Bu iki takımın maçının zevkle izlenen, keyif veren ve bol gollü bir maç olması gerekir normalde. Bu beklentilerle maçı seyredenler hayal kırıklığına uğradılar. Zaten futbol kalitesi keyif vermeyen ligimizde son haftalarda oynanan maçlarda futbol adına güzel şeyler seyredemiyoruz. Yorucu fikstür, hastalıklar ve seyircisiz futbol herhalde en önemli etkenler olsa gerek.

Abdullah Avcı rakip takımın ataklarını daha başlamadan engellemek amacıyla, Hatayspor sahasında pres yaptırarak başlattı takımını. Bunda da başarılı oldular.
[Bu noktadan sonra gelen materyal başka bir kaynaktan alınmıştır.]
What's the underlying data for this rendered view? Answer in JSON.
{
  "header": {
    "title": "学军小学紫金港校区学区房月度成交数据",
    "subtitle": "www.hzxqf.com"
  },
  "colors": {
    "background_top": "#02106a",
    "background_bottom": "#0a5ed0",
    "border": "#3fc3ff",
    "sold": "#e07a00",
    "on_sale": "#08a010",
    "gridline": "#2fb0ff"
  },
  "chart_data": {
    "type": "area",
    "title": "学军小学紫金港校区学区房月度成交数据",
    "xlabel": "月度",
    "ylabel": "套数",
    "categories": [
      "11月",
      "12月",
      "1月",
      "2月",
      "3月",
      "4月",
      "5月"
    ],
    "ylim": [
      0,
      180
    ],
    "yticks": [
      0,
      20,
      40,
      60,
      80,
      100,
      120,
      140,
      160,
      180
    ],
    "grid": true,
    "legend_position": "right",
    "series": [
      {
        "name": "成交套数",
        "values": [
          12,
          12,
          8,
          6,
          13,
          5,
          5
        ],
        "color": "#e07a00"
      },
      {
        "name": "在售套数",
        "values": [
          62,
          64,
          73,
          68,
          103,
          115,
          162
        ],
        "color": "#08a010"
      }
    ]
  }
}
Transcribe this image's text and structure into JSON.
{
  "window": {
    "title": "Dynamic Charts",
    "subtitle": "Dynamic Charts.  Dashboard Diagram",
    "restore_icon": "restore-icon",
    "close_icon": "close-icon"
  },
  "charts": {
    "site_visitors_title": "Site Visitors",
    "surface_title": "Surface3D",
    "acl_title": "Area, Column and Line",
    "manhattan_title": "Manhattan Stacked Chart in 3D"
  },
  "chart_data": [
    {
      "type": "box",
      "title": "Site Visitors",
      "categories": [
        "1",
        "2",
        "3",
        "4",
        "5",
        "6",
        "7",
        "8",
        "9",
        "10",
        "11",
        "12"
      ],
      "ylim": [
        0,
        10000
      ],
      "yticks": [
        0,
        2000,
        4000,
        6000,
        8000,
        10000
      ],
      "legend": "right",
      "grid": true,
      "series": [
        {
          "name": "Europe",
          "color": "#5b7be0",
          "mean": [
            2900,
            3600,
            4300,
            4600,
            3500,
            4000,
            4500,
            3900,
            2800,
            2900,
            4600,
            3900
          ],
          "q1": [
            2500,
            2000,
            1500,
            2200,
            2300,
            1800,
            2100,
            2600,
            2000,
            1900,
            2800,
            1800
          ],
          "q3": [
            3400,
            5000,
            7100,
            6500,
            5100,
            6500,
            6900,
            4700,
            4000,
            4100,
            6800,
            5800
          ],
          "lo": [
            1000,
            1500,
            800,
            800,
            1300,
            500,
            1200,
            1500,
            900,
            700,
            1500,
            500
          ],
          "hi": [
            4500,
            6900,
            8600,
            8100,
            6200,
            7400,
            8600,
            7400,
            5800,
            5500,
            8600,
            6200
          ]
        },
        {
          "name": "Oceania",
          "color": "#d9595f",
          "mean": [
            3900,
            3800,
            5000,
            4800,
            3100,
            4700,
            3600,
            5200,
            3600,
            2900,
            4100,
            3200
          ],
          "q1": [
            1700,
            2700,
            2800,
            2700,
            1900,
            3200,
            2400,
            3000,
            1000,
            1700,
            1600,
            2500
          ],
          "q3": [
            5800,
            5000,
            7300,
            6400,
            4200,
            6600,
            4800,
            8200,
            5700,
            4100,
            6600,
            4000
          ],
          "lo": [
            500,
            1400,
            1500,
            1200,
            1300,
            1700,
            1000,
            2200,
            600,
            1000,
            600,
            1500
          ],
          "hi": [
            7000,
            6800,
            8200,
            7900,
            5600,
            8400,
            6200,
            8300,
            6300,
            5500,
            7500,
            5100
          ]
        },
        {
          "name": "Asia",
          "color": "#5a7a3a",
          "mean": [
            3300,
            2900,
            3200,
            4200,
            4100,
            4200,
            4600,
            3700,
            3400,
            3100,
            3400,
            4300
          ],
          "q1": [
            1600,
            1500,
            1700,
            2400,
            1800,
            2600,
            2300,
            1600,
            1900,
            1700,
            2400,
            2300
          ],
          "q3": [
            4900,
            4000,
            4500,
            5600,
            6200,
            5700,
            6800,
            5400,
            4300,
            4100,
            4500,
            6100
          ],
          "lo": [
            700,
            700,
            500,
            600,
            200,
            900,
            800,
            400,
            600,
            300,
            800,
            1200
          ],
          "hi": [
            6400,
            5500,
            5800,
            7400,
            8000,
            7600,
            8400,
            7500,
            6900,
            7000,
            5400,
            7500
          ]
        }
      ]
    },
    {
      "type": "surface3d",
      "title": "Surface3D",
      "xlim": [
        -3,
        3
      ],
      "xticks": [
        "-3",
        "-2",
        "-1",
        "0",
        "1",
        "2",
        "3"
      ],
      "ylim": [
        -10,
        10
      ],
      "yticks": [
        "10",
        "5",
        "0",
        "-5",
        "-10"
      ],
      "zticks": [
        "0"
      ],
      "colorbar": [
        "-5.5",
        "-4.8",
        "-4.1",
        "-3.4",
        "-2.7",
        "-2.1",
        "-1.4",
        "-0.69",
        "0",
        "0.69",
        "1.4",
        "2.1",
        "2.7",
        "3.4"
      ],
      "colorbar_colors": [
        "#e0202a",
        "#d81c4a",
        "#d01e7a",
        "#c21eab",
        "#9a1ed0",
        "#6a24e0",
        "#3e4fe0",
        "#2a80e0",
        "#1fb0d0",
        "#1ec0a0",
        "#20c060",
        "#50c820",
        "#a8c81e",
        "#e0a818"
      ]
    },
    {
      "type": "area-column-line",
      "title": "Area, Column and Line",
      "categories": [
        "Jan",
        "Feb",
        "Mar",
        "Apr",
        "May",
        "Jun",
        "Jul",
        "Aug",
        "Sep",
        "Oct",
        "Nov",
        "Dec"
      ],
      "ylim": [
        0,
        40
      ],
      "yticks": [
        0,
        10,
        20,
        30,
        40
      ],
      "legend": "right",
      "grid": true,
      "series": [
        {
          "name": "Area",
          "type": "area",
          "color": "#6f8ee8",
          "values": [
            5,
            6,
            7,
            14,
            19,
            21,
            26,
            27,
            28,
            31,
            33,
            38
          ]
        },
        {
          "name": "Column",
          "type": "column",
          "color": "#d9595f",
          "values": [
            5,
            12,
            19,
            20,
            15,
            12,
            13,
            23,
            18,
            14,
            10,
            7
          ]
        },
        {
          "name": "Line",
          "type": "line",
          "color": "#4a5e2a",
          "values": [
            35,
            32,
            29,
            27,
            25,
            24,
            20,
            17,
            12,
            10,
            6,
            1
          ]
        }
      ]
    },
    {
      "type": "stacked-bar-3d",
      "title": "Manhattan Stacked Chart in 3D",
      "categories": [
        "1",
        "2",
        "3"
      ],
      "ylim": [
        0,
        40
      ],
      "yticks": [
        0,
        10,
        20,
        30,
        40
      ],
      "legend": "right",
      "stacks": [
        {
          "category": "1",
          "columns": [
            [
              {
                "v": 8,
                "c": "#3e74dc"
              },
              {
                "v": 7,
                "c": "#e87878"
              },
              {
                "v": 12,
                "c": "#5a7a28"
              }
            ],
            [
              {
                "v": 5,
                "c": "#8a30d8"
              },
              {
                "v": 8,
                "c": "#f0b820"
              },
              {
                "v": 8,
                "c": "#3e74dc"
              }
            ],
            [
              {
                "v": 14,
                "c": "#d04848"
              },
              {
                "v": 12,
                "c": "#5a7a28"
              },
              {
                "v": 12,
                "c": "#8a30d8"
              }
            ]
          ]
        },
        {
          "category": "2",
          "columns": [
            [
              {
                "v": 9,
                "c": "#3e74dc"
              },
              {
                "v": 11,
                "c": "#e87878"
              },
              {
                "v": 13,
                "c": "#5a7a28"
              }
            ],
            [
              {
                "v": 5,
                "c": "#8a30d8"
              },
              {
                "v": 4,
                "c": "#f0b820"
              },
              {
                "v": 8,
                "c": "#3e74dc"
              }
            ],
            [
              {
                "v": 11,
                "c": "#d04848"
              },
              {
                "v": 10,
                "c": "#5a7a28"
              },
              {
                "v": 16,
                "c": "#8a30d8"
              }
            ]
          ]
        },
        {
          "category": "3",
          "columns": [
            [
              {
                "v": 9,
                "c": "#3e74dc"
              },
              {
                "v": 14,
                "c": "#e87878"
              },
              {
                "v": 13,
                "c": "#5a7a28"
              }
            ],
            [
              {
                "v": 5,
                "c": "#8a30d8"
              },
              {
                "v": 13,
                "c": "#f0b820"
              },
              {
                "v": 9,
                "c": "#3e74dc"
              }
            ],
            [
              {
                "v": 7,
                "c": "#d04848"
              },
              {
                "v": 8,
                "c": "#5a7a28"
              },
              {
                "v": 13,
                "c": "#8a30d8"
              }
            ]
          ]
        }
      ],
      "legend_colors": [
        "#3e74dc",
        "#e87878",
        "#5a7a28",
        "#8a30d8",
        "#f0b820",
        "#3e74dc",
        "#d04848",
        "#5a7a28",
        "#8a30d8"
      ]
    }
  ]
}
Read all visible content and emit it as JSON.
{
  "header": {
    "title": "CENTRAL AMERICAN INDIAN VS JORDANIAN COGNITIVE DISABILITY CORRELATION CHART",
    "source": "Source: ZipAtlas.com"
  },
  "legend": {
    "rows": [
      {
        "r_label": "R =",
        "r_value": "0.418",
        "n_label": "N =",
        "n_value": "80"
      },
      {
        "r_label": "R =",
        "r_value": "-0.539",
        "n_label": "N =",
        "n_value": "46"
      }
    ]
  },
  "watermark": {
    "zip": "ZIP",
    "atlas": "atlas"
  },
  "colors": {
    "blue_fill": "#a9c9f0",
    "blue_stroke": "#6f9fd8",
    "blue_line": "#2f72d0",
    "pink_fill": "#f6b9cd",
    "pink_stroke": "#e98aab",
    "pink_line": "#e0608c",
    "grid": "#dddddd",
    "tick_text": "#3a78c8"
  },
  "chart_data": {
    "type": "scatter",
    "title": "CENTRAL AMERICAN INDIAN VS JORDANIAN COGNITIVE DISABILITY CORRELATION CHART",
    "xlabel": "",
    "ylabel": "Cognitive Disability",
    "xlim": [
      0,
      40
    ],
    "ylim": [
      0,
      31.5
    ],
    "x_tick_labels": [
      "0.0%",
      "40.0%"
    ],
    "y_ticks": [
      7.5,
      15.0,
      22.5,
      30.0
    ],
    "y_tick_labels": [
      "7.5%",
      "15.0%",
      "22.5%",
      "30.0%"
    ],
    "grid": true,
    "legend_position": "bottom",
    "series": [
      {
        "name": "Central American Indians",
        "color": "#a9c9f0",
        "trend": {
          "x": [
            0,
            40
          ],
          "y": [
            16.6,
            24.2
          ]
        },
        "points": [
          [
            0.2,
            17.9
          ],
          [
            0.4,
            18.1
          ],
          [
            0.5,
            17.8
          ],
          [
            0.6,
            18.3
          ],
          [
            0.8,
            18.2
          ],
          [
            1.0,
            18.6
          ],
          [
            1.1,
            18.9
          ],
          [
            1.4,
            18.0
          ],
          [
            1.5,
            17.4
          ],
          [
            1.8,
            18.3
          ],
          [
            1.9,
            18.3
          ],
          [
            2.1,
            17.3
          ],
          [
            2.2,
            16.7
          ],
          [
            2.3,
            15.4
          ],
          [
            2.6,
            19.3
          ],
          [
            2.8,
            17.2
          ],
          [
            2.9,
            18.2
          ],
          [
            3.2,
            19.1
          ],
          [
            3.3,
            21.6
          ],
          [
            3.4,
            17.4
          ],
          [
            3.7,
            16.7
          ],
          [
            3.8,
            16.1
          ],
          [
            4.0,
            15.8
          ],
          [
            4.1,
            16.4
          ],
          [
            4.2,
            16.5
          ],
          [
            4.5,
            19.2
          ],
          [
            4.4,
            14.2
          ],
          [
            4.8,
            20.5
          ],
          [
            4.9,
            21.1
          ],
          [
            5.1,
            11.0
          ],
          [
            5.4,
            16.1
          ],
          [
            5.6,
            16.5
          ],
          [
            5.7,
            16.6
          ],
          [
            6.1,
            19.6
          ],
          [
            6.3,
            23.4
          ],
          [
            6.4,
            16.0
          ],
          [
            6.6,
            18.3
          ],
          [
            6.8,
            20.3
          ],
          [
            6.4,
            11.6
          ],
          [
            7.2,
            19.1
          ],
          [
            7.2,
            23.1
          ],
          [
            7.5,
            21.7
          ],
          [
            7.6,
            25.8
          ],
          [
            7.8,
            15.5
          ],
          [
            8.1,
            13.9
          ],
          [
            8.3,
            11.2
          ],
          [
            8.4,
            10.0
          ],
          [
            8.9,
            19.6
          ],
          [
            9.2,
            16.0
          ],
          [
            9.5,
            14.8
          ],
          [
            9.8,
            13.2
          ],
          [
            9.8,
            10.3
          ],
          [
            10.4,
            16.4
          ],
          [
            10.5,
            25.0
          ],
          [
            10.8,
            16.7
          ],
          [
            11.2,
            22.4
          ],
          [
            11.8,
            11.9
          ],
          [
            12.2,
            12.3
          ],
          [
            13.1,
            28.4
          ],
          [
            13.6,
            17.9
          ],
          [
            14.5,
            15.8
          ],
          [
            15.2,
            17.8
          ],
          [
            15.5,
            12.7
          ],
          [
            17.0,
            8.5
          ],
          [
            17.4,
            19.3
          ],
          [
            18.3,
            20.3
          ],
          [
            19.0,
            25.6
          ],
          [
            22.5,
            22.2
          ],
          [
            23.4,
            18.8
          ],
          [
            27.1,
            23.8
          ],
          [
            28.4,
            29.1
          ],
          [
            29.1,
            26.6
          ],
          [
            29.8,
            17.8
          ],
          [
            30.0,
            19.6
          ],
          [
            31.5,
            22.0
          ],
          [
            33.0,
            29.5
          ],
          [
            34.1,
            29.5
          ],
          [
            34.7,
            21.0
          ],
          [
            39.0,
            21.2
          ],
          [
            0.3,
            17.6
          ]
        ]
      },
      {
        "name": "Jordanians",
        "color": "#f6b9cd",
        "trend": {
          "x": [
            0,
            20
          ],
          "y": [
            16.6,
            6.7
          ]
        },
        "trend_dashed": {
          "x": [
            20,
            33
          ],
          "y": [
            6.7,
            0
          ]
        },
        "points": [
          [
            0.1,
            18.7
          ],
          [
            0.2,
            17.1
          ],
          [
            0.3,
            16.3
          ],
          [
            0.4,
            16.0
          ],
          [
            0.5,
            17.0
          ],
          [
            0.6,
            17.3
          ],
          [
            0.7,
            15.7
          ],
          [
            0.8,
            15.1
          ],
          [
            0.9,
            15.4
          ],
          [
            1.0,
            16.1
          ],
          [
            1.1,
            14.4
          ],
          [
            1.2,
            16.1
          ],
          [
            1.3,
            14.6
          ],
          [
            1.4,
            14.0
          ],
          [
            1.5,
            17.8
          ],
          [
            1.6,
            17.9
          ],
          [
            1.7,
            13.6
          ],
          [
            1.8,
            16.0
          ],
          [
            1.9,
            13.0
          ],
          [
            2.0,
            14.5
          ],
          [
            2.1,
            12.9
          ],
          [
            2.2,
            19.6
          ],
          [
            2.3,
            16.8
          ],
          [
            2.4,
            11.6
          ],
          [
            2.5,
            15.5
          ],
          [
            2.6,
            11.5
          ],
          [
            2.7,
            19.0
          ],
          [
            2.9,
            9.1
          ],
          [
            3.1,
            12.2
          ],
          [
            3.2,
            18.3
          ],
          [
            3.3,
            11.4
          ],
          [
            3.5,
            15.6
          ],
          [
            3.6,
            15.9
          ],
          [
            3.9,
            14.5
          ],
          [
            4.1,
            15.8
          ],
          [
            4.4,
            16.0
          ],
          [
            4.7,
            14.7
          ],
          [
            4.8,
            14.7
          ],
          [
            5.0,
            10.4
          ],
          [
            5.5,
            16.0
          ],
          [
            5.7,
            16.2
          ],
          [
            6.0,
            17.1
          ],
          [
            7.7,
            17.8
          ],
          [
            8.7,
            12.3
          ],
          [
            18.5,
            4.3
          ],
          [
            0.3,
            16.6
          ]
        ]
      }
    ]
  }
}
Rakibi durdurdu belki, ancak kendileri de yeterince gollük pozisyon üretemedi. İkinciyi bulamayınca, galibiyeti koruyamadı.

Ekuban’ın olmaması hücumdaki güçlerini de olumsuz etkiledi. Djaniny gerçekten iyi bir golcü. Dün Hatayspor kaptanı Yusuf’un, bir anlık hatasından faydalanarak aldığı topu 50 metre taşırken, önünde bulunan rakip defanstan Pabloyu geride bırakan süratiyle tabelaya imza atması tam bir ustalıktı.

Ömer Erdoğan kanatlardan gelen ortalarla gol umudunu Boupendza ve Diouf’a bağlamıştı. Ama bundan sonuç alamadı. Boupendza takımına kazandırdığı penaltıyı gole çevirerek sene sonu fiyatını biraz daha yükseltti.

Hakemin verdiği penaltı kararı ve tekrarlatması doğruydu. Ama maç genelinde çok başarılı değildi. Zorbay Küçük, Türk hakemliğinin gelecekteki en önemli isimlerinden biri olacak. Sahadaki duruşu ve yetenekleri buna son derece müsait. Ancak, “Aman başıma bir şey gelmesin” zihniyetiyle maç yönetmeyi bırakıp, son derece basit müdahalelere ve kurallara uygun ikili mücadelelere faul çalmaması lazım. Sakatlık nedeniyle 4 kez oyunun durduğu ve sahada tedavi yapıldığı ilk yarının sonuna sadece 2 dakika ilave etmeyi nasıl hesapladı acaba?